Amtsgericht Ebersberg:Die Ware liegt auf dem Revier

Lesezeit: 2 min

Ein junger Mann ist wegen Betrugs angeklagt. Seine Entschuldigung: Die Polizei war's.

Von Wieland Bögel, Ebersberg

Ein sehr schlechtes Preis-Leistungs-Verhältnis hatte im vergangenen Sommer ein Mann zu beklagen, der sich im Internet einen Laptop gekauft hatte: Das Geld, 430 Euro, hatte er dem Verkäufer zwar überwiesen, das Produkt war jedoch nie bei ihm eingetroffen. Nun stand der 29-Jährige vor Gericht, der dafür verantwortlich ist, seine Erklärung für das gescheiterte Geschäft war einigermaßen kurios.

Der Sachverhalt an sich steht außer Frage, auch der Angeklagte bestritt nicht, das Gerät zum Verkauf angeboten, dafür Geld überwiesen bekommen, die Ware indes nie verschickt zu haben. Allerdings sei nicht er an der ganzen Unbill schuld, so der junge Mann aus dem südlichen Landkreis, sondern die Polizei.

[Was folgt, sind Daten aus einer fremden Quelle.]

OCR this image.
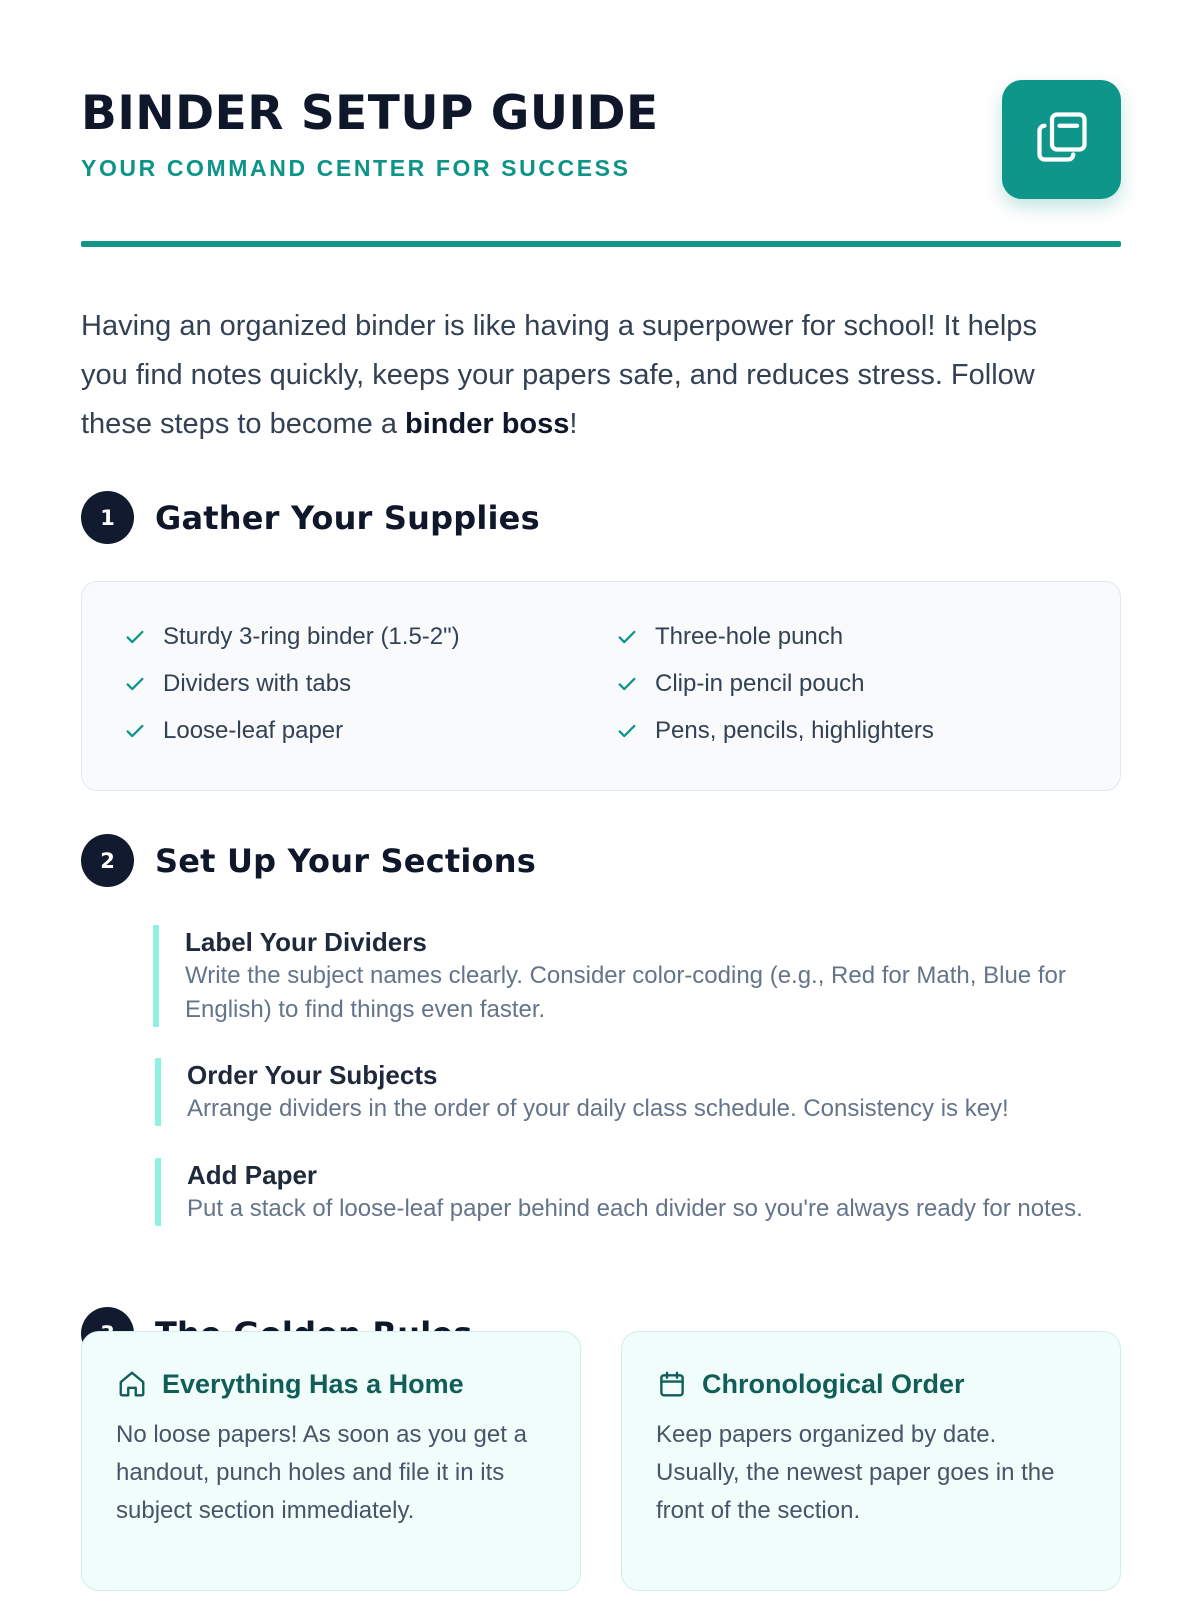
BINDER SETUP GUIDE
YOUR COMMAND CENTER FOR SUCCESS

Having an organized binder is like having a superpower for school! It helps you find notes quickly, keeps your papers safe, and reduces stress. Follow these steps to become a binder boss!

1	Gather Your Supplies
Sturdy 3-ring binder (1.5-2")
Dividers with tabs
Loose-leaf paper
Three-hole punch
Clip-in pencil pouch
Pens, pencils, highlighters
2	Set Up Your Sections
Label Your Dividers
Write the subject names clearly. Consider color-coding (e.g., Red for Math, Blue for English) to find things even faster.
Order Your Subjects
Arrange dividers in the order of your daily class schedule. Consistency is key!
Add Paper
Put a stack of loose-leaf paper behind each divider so you're always ready for notes.
Everything Has a Home
No loose papers! As soon as you get a handout, punch holes and file it in its subject section immediately.
Chronological Order
Keep papers organized by date. Usually, the newest paper goes in the front of the section.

Die habe nämlich just zwei Tage nachdem das Geschäft via Ebay abgewickelt wurde, seine Wohnung durchsucht. Offenbar ging es dabei um eine Drogensache, und offenbar wurden die Beamten auch nicht fündig, das Verfahren sei eingestellt worden, so der Angeklagte. Im Zuge der Ermittlungen wurden aber sämtliche Kommunikationsgeräte des Angeklagten zeitweilig beschlagnahmt, darunter auch der bereits verkaufte Laptop.

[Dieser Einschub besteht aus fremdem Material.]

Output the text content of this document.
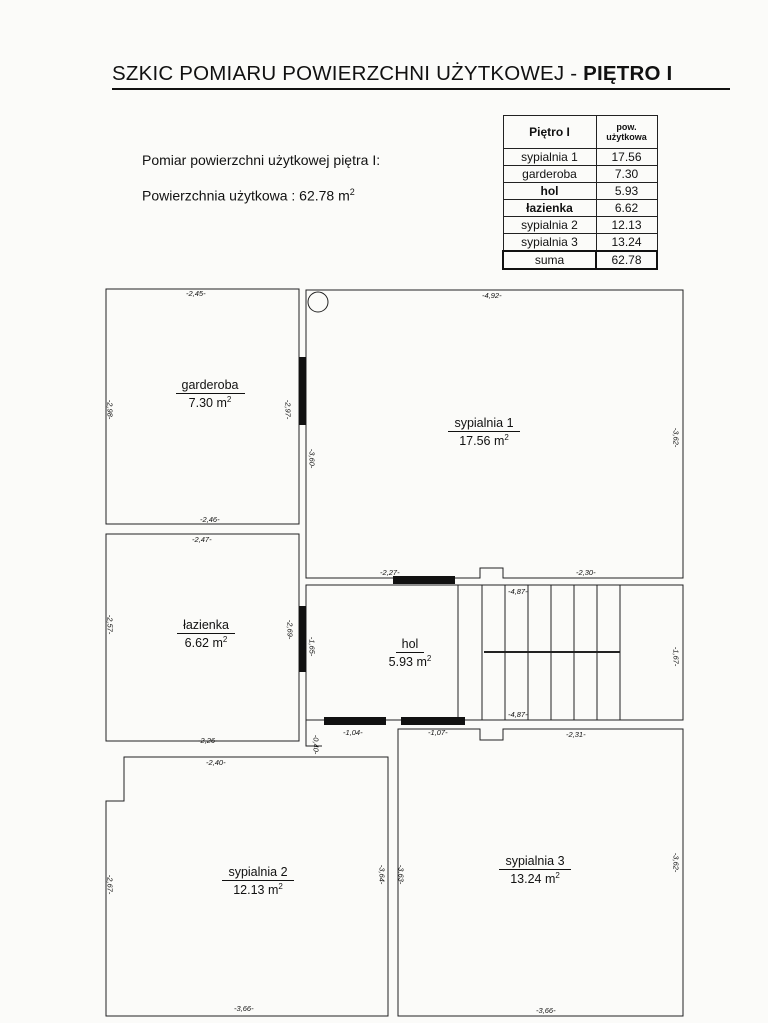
SZKIC POMIARU POWIERZCHNI UŻYTKOWEJ - PIĘTRO I
Pomiar powierzchni użytkowej piętra I:
Powierzchnia użytkowa : 62.78 $m^2$
Piętro I	pow.
użytkowa
sypialnia 1	17.56
garderoba	7.30
hol	5.93
łazienka	6.62
sypialnia 2	12.13
sypialnia 3	13.24
suma	62.78
garderoba
7.30 $m^2$
sypialnia 1
17.56 $m^2$
łazienka
6.62 $m^2$	hol
5.93 $m^2$
sypialnia 2
12.13 $m^2$
sypialnia 3
13.24 $m^2$
-2,45-
-2,46-
-2,98-	-2,97-
-4,92-
-3,60-
-3,62-
-2,27-	-2,30-
-2,47-
-2,57-	-2,69-
-2,26-
-1,65-
-1,67-
-4,87-
-4,87-
-0,40-
-1,04-	-1,07-
-2,40-
-2,67-
-3,64-
-3,66-
-2,31-
-3,63-
-3,62-
-3,66-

"Das alles hat mich ein bisschen überrumpelt"

Den er nur deshalb veräußern wollte, weil er damals knapp bei Kasse war, so der arbeitslose Angeklagte. Er gab auch offen zu, dass er nicht mehr so richtig einen Überblick über seine Finanzen habe. So konnte er die Nachfrage, ob er Schulden habe und wie hoch die seien, auch nicht beantworten. Er wusste aber noch, dass er sich ein neues Mobiltelefon von dem Erlös aus dem Laptopverkauf habe kaufen wollen. Als nun aber alle seine Geräte von der Polizei mitgenommen wurden, habe er das Geld stattdessen für den Kauf eines neuen Laptops genutzt. "Das alles hat mich ein bisschen überrumpelt", gab der Angeklagte zu.

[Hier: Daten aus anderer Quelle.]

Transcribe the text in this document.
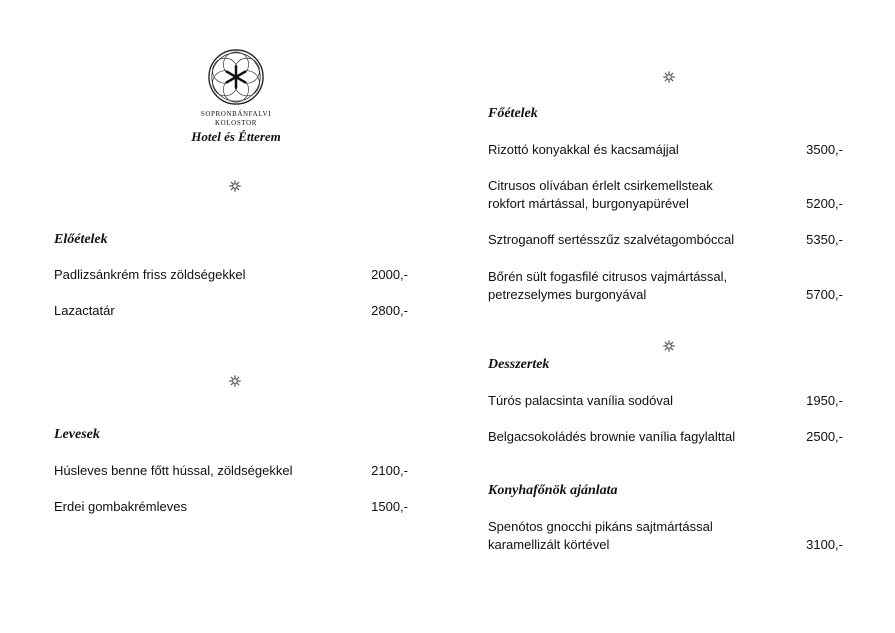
SOPRONBÁNFALVI
KOLOSTOR
Hotel és Étterem
Előételek
Padlizsánkrém friss zöldségekkel	2000,-
Lazactatár	2800,-
Levesek
Húsleves benne főtt hússal, zöldségekkel	2100,-
Erdei gombakrémleves	1500,-
Főételek
Rizottó konyakkal és kacsamájjal	3500,-
Citrusos olívában érlelt csirkemellsteak
rokfort mártással, burgonyapürével	5200,-
Sztroganoff sertésszűz szalvétagombóccal	5350,-
Bőrén sült fogasfilé citrusos vajmártással,
petrezselymes burgonyával	5700,-
Desszertek
Túrós palacsinta vanília sodóval	1950,-
Belgacsokoládés brownie vanília fagylalttal	2500,-
Konyhafőnök ajánlata
Spenótos gnocchi pikáns sajtmártással
karamellizált körtével	3100,-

Überrumpelt wirkte er auch noch in der Verhandlung. Auf Nachfrage von Richterin Vera Hörauf konnte er nicht so richtig erklären, warum er den Laptop auch dann nicht verschickte, als er ihn einen Monat nach der Beschlagnahme wiederbekam. Angeblich hatte er da keinen Zugriff mehr auf sein Ebay-Konto, dieses sei eben wegen der Verzögerungen beim Verschicken des Laptops gesperrt worden. Weshalb er auch mit dem Käufer keinen Kontakt mehr habe aufnehmen können. Was weder Richterin noch Staatsanwältin schlüssig schien. Schließlich habe der Käufer ihm doch bereits Geld überwiesen, da müsste er doch Kontaktdaten gehabt haben. Inzwischen habe er die Adresse des Käufers auch herausgefunden, sagte der Angeklagte. Er habe diesem - zwei Tage vor der Verhandlung - geschrieben, und angeboten, die 430 Euro in Raten abzustottern. Eine Antwort stehe aber noch aus.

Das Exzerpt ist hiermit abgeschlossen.